Koca Antalya medyası, durduk yerde “Halkın doktoru” der mi? Demez, dememeli.. O halde araştırmaya devam..

Başhekim yardımcılarının bulunduğu kata çıktım. Sekreteryadan öğrendim ki Nefi bey “beyin cerrahı” imiş. Gülmeyin efendim bilmiyordum, sordum öğrendim!

Tabii bunu öğrenince kafam karıştı, şüpheler çoğaldı ve haliyle sorular beynimi kemirmeye başladı. (Beyin cerrahına mı gitsem!)

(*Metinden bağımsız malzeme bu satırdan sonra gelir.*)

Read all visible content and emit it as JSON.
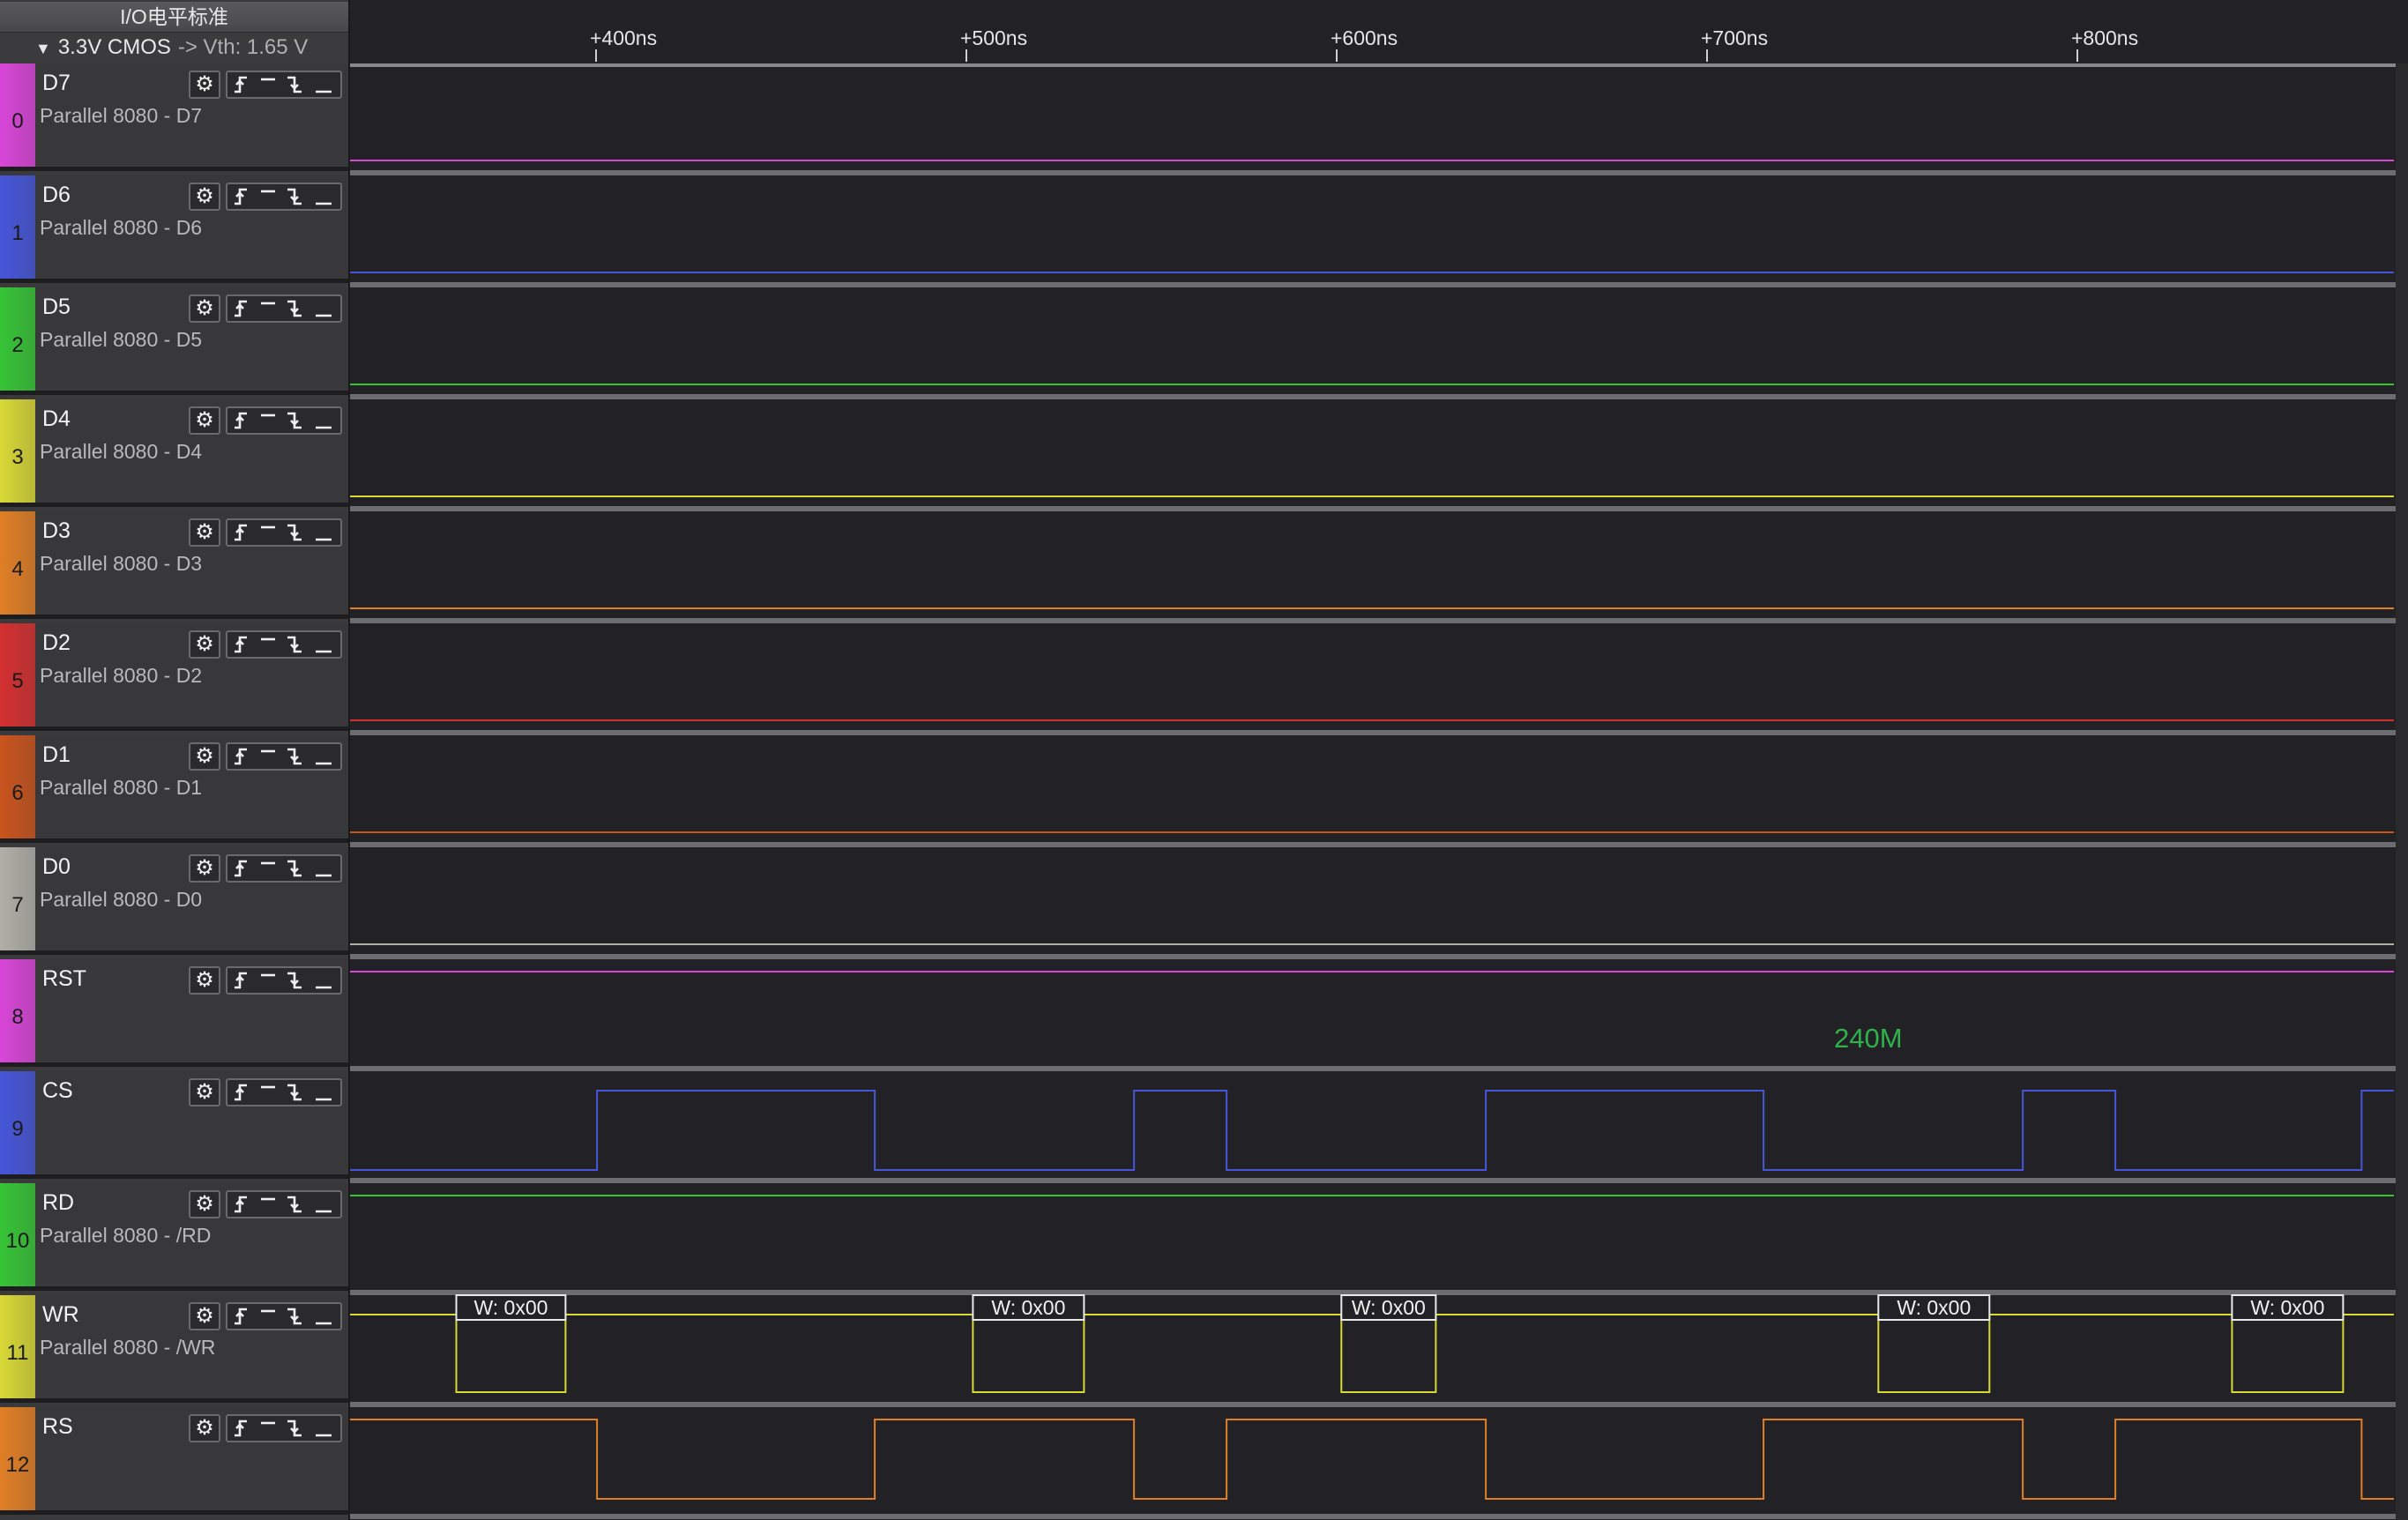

Neden süphe? Şöyle ki; sağlık bilgisi olan, tıp ile ilgisi olan herkes, Beyin Cerrahı’ndan “Halkın Doktoru” olmayacağını bilir! Mesela siz ve yakınlarınızdan kaç kişi beyin muayenesi için beyin cerrahına gitmiştir? Ya da omurilikten sıvı aldırmıştır? Rahmetli babam, beyin tümöründen vefat etti. Aylarca İstanbul’da beyin cerrahisinde kaldık. Beyin cerrahlarının ne derece “halkın doktoru” olduklarını en iyi gözlemleyenlerden biriyim. Bir kere halkın doktoru olmak demek, halkla iç içe ve halkın yanında olmak demektir. Hastasına ameliyat sonrası bir kere görünüp, kaybolan kibir abidesi beyin cerrahları gördüm mesela.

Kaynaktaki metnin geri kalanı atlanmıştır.